With this novel published by Feltrinelli in January 2012 De Marchi seems to have returned to the political engagement that makes itself felt in La malattia del commissario. The main character of this novel also appears here, Luigi Leandri, at that time superintendent of the murder squad in Milan who, at a moment when he sees his pension approaching without any hindrance, is suddenly called to the Central Police of Rome, and asked to find the hideout where a group of terrorists are keeping the Head of Government, kidnapped in a bloody action that seems to repeat the kidnapping of Aldo Moro 40 years earlier.
      In reality the Italy that forms the background of this imaginary scene is present-day Italy, and the president has the unmistakable traits of Silvio Berlusconi. It is he who is the true protagonist, who gradually turns into a character of the novel and, as such, is portrayed «from inside» with the author's favourite technique, the free indirect speech. It is no doubt Cesare De Marchi's merit not to have reduced the man Berlusconi to a figure of fun, as so often happens in most recent political controversy and in the daily press. Instead, De Marchi accentuates the determination and consequence of his character, without which the importance and seriousness of his threat to democracy would be hard to seize.
      The policeman Leandri, a faithful servant of the State, is expected to find and free the kidnapped man, from whom he however feels totally distant: «He disliked him; from the very first moment the undeniable positive aura of confidence, even of sympathy which the man radiated, couldn't overcome his diffidence» (p. 59). Leandri is aware that the very survival of the democratic state is in jeopardy, whether the kidnapped man is freed or murdered. «But now the ghosts of the past, the nauseating arbitrary executions and senseless bloodshed confronted this man», and Leandri's choice cannot be in doubt. The introspective movement of the chapters dedicated to Leandri develops a sort of counterweight, swaying from disconsolate lyricism to the vibrant moralism of a vituperatio patriae. Before his inner eye appear the last decades of Italian history which then return again and again in the course of the narration.
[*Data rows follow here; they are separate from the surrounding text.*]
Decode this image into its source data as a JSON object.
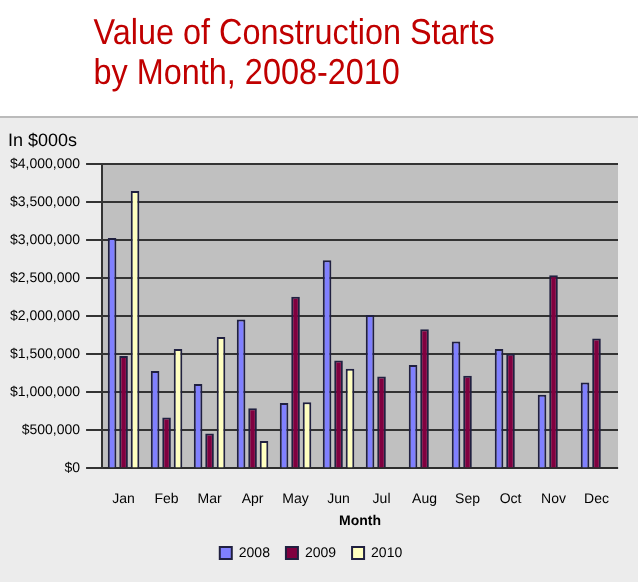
{
  "chart_data": {
    "type": "bar",
    "title": "Value of Construction Starts\nby Month, 2008-2010",
    "ylabel": "In $000s",
    "xlabel": "Month",
    "categories": [
      "Jan",
      "Feb",
      "Mar",
      "Apr",
      "May",
      "Jun",
      "Jul",
      "Aug",
      "Sep",
      "Oct",
      "Nov",
      "Dec"
    ],
    "series": [
      {
        "name": "2008",
        "color": "#8080ff",
        "values": [
          3030000,
          1280000,
          1110000,
          1960000,
          860000,
          2740000,
          2020000,
          1360000,
          1670000,
          1570000,
          970000,
          1130000
        ]
      },
      {
        "name": "2009",
        "color": "#800040",
        "values": [
          1480000,
          670000,
          460000,
          790000,
          2260000,
          1420000,
          1210000,
          1830000,
          1220000,
          1510000,
          2540000,
          1710000
        ]
      },
      {
        "name": "2010",
        "color": "#ffffc0",
        "values": [
          3650000,
          1570000,
          1730000,
          360000,
          870000,
          1310000,
          null,
          null,
          null,
          null,
          null,
          null
        ]
      }
    ],
    "ylim": [
      0,
      4000000
    ],
    "yticks": [
      {
        "value": 0,
        "label": "$0"
      },
      {
        "value": 500000,
        "label": "$500,000"
      },
      {
        "value": 1000000,
        "label": "$1,000,000"
      },
      {
        "value": 1500000,
        "label": "$1,500,000"
      },
      {
        "value": 2000000,
        "label": "$2,000,000"
      },
      {
        "value": 2500000,
        "label": "$2,500,000"
      },
      {
        "value": 3000000,
        "label": "$3,000,000"
      },
      {
        "value": 3500000,
        "label": "$3,500,000"
      },
      {
        "value": 4000000,
        "label": "$4,000,000"
      }
    ],
    "grid": "y",
    "legend": "bottom"
  }
}
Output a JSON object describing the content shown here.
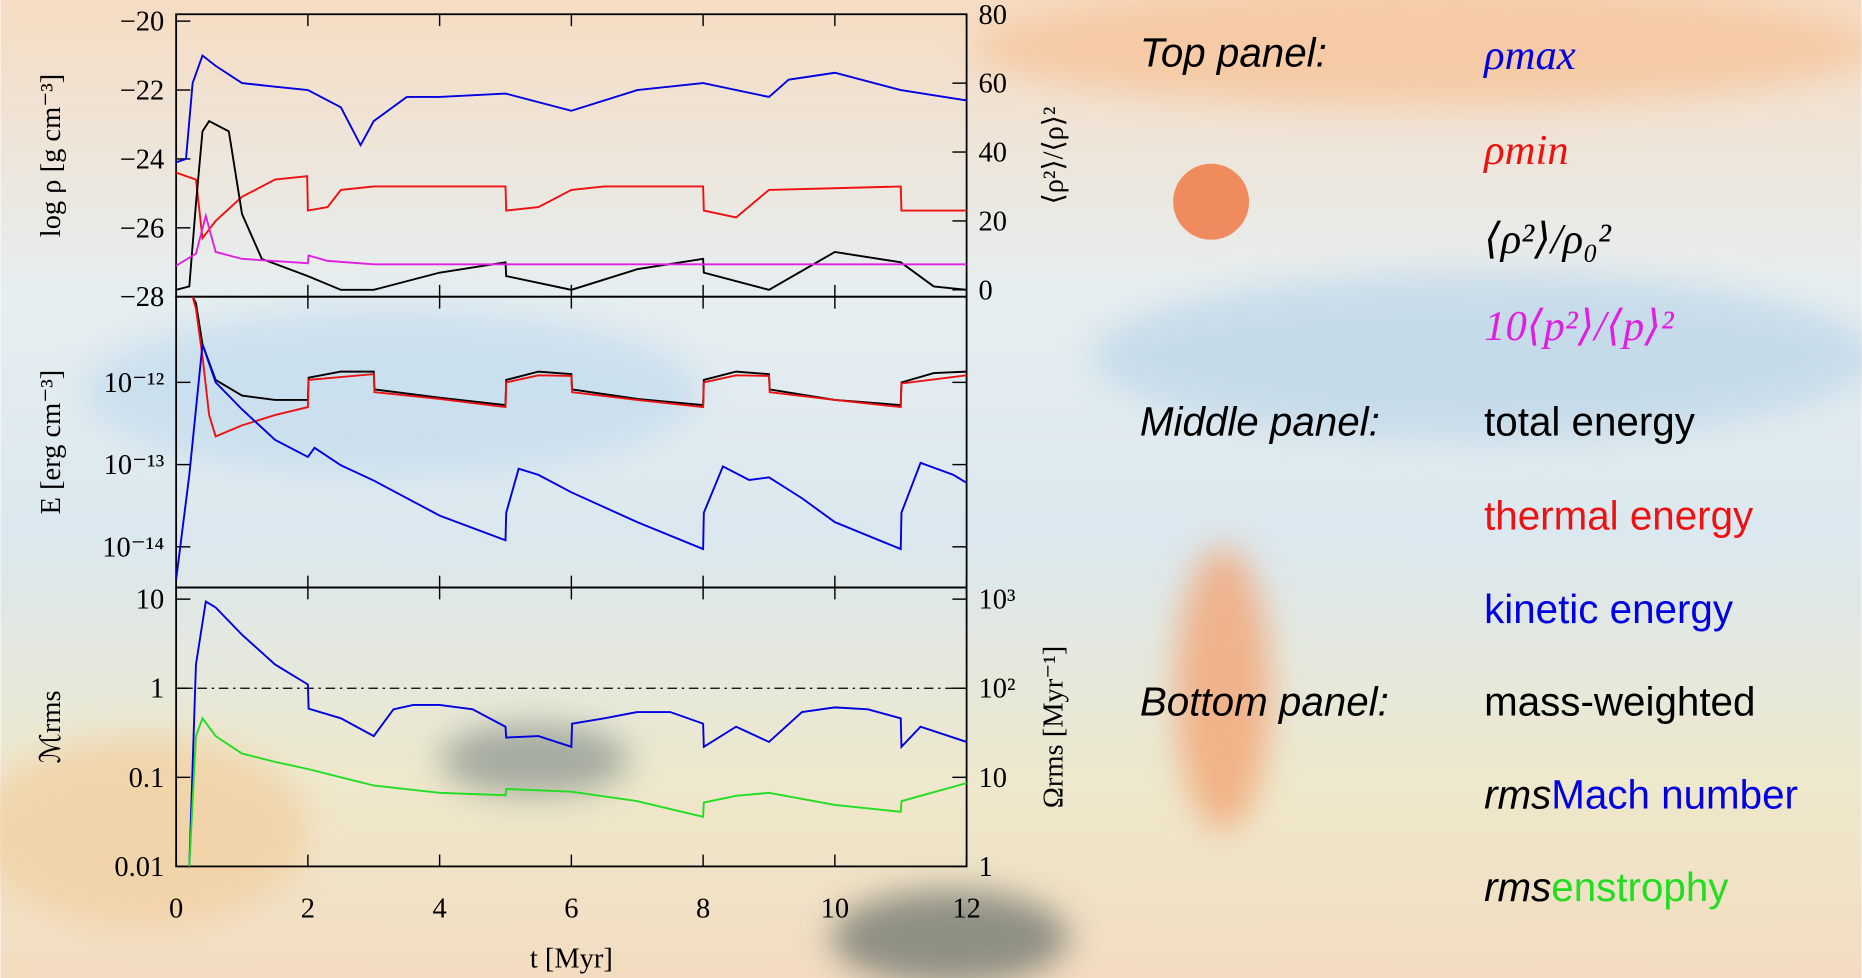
{
  "chart_data": [
    {
      "type": "line",
      "ylabel": "log ρ [g cm⁻³]",
      "y2label": "⟨ρ²⟩/⟨ρ⟩²",
      "legend_heading": "Top panel:",
      "xlim": [
        0,
        12
      ],
      "ylim": [
        -28,
        -19.8
      ],
      "yticks": [
        {
          "value": -20,
          "label": "−20"
        },
        {
          "value": -22,
          "label": "−22"
        },
        {
          "value": -24,
          "label": "−24"
        },
        {
          "value": -26,
          "label": "−26"
        },
        {
          "value": -28,
          "label": "−28"
        }
      ],
      "y2lim": [
        -2,
        80
      ],
      "y2ticks": [
        0,
        20,
        40,
        60,
        80
      ],
      "series": [
        {
          "name": "ρmax",
          "color": "#0000e0",
          "x": [
            0,
            0.15,
            0.25,
            0.4,
            0.6,
            1,
            1.5,
            2,
            2.5,
            2.8,
            3,
            3.5,
            4,
            5,
            6,
            7,
            8,
            9,
            9.3,
            10,
            11,
            12
          ],
          "values": [
            -24.1,
            -24.0,
            -21.8,
            -21.0,
            -21.3,
            -21.8,
            -21.9,
            -22.0,
            -22.5,
            -23.6,
            -22.9,
            -22.2,
            -22.2,
            -22.1,
            -22.6,
            -22.0,
            -21.8,
            -22.2,
            -21.7,
            -21.5,
            -22.0,
            -22.3
          ]
        },
        {
          "name": "ρmin",
          "color": "#ee1111",
          "x": [
            0,
            0.3,
            0.4,
            0.6,
            1,
            1.5,
            1.99,
            2,
            2.3,
            2.5,
            3,
            5,
            5.01,
            5.5,
            6,
            6.5,
            8,
            8.01,
            8.5,
            9,
            11,
            11.01,
            12
          ],
          "values": [
            -24.4,
            -24.6,
            -26.3,
            -25.8,
            -25.1,
            -24.6,
            -24.5,
            -25.5,
            -25.4,
            -24.9,
            -24.8,
            -24.8,
            -25.5,
            -25.4,
            -24.9,
            -24.8,
            -24.8,
            -25.5,
            -25.7,
            -24.9,
            -24.8,
            -25.5,
            -25.5
          ]
        },
        {
          "name": "⟨ρ²⟩/ρ₀²",
          "color": "#000000",
          "axis": "y2",
          "x": [
            0,
            0.2,
            0.3,
            0.4,
            0.5,
            0.8,
            1,
            1.3,
            2,
            2.5,
            3,
            4,
            5,
            5.01,
            6,
            7,
            8,
            8.01,
            9,
            10,
            11,
            11.5,
            12
          ],
          "values": [
            0,
            1,
            25,
            46,
            49,
            46,
            22,
            9,
            4,
            0,
            0,
            5,
            8,
            4,
            0,
            6,
            9,
            5,
            0,
            11,
            8,
            1,
            0
          ]
        },
        {
          "name": "10⟨p²⟩/⟨p⟩²",
          "color": "#e020e0",
          "axis": "y2",
          "x": [
            0,
            0.3,
            0.45,
            0.6,
            1,
            2,
            2.01,
            2.3,
            3,
            12
          ],
          "values": [
            7,
            10.5,
            21.5,
            11,
            9,
            7.7,
            10,
            8.4,
            7.4,
            7.4
          ]
        }
      ]
    },
    {
      "type": "line",
      "ylabel": "E [erg cm⁻³]",
      "legend_heading": "Middle panel:",
      "ylog": true,
      "xlim": [
        0,
        12
      ],
      "ylim": [
        3.2e-15,
        1.1e-11
      ],
      "yticks": [
        {
          "value": 1e-12,
          "label": "10⁻¹²"
        },
        {
          "value": 1e-13,
          "label": "10⁻¹³"
        },
        {
          "value": 1e-14,
          "label": "10⁻¹⁴"
        }
      ],
      "series": [
        {
          "name": "total energy",
          "color": "#000000",
          "x": [
            0.25,
            0.3,
            0.4,
            0.6,
            1,
            1.5,
            2,
            2.01,
            2.5,
            3,
            3.01,
            4,
            5,
            5.01,
            5.5,
            6,
            6.01,
            7,
            8,
            8.01,
            8.5,
            9,
            9.01,
            10,
            11,
            11.01,
            11.5,
            12
          ],
          "values": [
            1.1e-11,
            9.2e-12,
            2.9e-12,
            1.07e-12,
            6.9e-13,
            6.1e-13,
            6.1e-13,
            1.14e-12,
            1.35e-12,
            1.35e-12,
            8.2e-13,
            6.5e-13,
            5.3e-13,
            1.07e-12,
            1.35e-12,
            1.26e-12,
            8.2e-13,
            6.3e-13,
            5.3e-13,
            1.07e-12,
            1.35e-12,
            1.26e-12,
            8.2e-13,
            6.1e-13,
            5.3e-13,
            1e-12,
            1.3e-12,
            1.35e-12
          ]
        },
        {
          "name": "thermal energy",
          "color": "#ee1111",
          "x": [
            0.25,
            0.3,
            0.4,
            0.5,
            0.6,
            1,
            1.5,
            2,
            2.01,
            3,
            3.01,
            4,
            5,
            5.01,
            5.5,
            6,
            6.01,
            7,
            8,
            8.01,
            8.5,
            9,
            9.01,
            10,
            11,
            11.01,
            12
          ],
          "values": [
            1.1e-11,
            7.8e-12,
            2.07e-12,
            4e-13,
            2.2e-13,
            3e-13,
            4e-13,
            5e-13,
            1.07e-12,
            1.26e-12,
            7.6e-13,
            6.3e-13,
            5e-13,
            1e-12,
            1.22e-12,
            1.2e-12,
            7.6e-13,
            6.1e-13,
            5e-13,
            1e-12,
            1.22e-12,
            1.2e-12,
            7.6e-13,
            6.1e-13,
            5e-13,
            9.7e-13,
            1.22e-12
          ]
        },
        {
          "name": "kinetic energy",
          "color": "#0000e0",
          "x": [
            0,
            0.2,
            0.4,
            0.6,
            1,
            1.5,
            2,
            2.1,
            2.5,
            3,
            4,
            5,
            5.01,
            5.2,
            5.5,
            6,
            7,
            8,
            8.01,
            8.3,
            8.7,
            9,
            9.5,
            10,
            11,
            11.01,
            11.3,
            11.8,
            12
          ],
          "values": [
            4e-15,
            7.5e-14,
            2.9e-12,
            1e-12,
            4.7e-13,
            2e-13,
            1.24e-13,
            1.6e-13,
            9.8e-14,
            6.4e-14,
            2.4e-14,
            1.2e-14,
            2.6e-14,
            8.9e-14,
            7.5e-14,
            4.6e-14,
            2e-14,
            9.4e-15,
            2.6e-14,
            9.5e-14,
            6.5e-14,
            7e-14,
            3.9e-14,
            2e-14,
            9.4e-15,
            2.6e-14,
            1.05e-13,
            7.5e-14,
            6e-14
          ]
        }
      ]
    },
    {
      "type": "line",
      "ylabel": "ℳrms",
      "y2label": "Ωrms [Myr⁻¹]",
      "xlabel": "t [Myr]",
      "legend_heading": "Bottom panel:",
      "legend_note": "mass-weighted",
      "legend_prefix": "rms",
      "ylog": true,
      "xlim": [
        0,
        12
      ],
      "xticks": [
        0,
        2,
        4,
        6,
        8,
        10,
        12
      ],
      "ylim": [
        0.01,
        13.5
      ],
      "yticks": [
        10,
        1,
        0.1,
        0.01
      ],
      "y2lim": [
        1,
        1350
      ],
      "y2ticks": [
        {
          "value": 1000,
          "label": "10³"
        },
        {
          "value": 100,
          "label": "10²"
        },
        10,
        1
      ],
      "reference_line": 1,
      "series": [
        {
          "name": "Mach number",
          "color": "#0000e0",
          "x": [
            0.2,
            0.3,
            0.45,
            0.6,
            1,
            1.5,
            2,
            2.01,
            2.5,
            3,
            3.3,
            3.6,
            4,
            4.5,
            5,
            5.01,
            5.5,
            6,
            6.01,
            6.5,
            7,
            7.5,
            8,
            8.01,
            8.5,
            9,
            9.5,
            10,
            10.5,
            11,
            11.01,
            11.3,
            11.8,
            12
          ],
          "values": [
            0.01,
            1.85,
            9.4,
            8.07,
            3.98,
            1.85,
            1.1,
            0.59,
            0.46,
            0.29,
            0.58,
            0.65,
            0.65,
            0.58,
            0.37,
            0.28,
            0.29,
            0.22,
            0.4,
            0.46,
            0.54,
            0.54,
            0.4,
            0.22,
            0.37,
            0.25,
            0.54,
            0.61,
            0.58,
            0.46,
            0.22,
            0.37,
            0.28,
            0.25
          ]
        },
        {
          "name": "enstrophy",
          "color": "#22dd22",
          "axis": "y2",
          "x": [
            0.2,
            0.3,
            0.4,
            0.6,
            1,
            1.5,
            2,
            2.5,
            3,
            4,
            5,
            5.01,
            6,
            7,
            8,
            8.01,
            8.5,
            9,
            10,
            11,
            11.01,
            12
          ],
          "values": [
            1,
            29,
            46,
            29,
            18.5,
            14.9,
            12.4,
            10,
            8.1,
            6.7,
            6.3,
            7.4,
            6.9,
            5.4,
            3.6,
            5.2,
            6.2,
            6.7,
            4.9,
            4.1,
            5.4,
            8.6
          ]
        }
      ]
    }
  ]
}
      The third figure of the novel is represented by the terrorists: hence a new glance at the facts: the leader of the group, the older Luca, then young Mario and the beautiful but irascible Cecilia. In a claustrophobic atmosphere they pressurize the abducted man with massive interrogations. But at no moment do they get the upper hand because their opposite defends himself with indomitable obstinacy by successfully trying to sow mistrust among them. Perhaps the decisive moment of this development is the attempt of the President to flatter the chief terrorist when he brings him coffee in his cell: «You know what, I regret not being able to see your face, you seem to me to be the most capable member of the group. If you should change your ideas any time, come and see me! I think we could be of use to each other. I may have many failings but I am certainly not unforgiving!» (p.146). Their conversation intertwines skillfully with the inner monologue of the terrorist, who with a brusque gesture dissimulates his own fragility.
      In such a narrative construction the author could only express his point of view indirectly, namely in the terrorists' reproach that the prisoner had contradicted his own political principles. Nor can his sarcastic reaction («I had not suspected a similar attachment to the Constitution among the Red Brigades... No doubt that is why they called themselves "new"», p. 127) deceive the reader as to the meaning and function of this and other interrogations and discussions or even the author's attitude.
      The very last heated pages of the book describe the precipitation of the situation, leaving the reader breathless right up to the last line.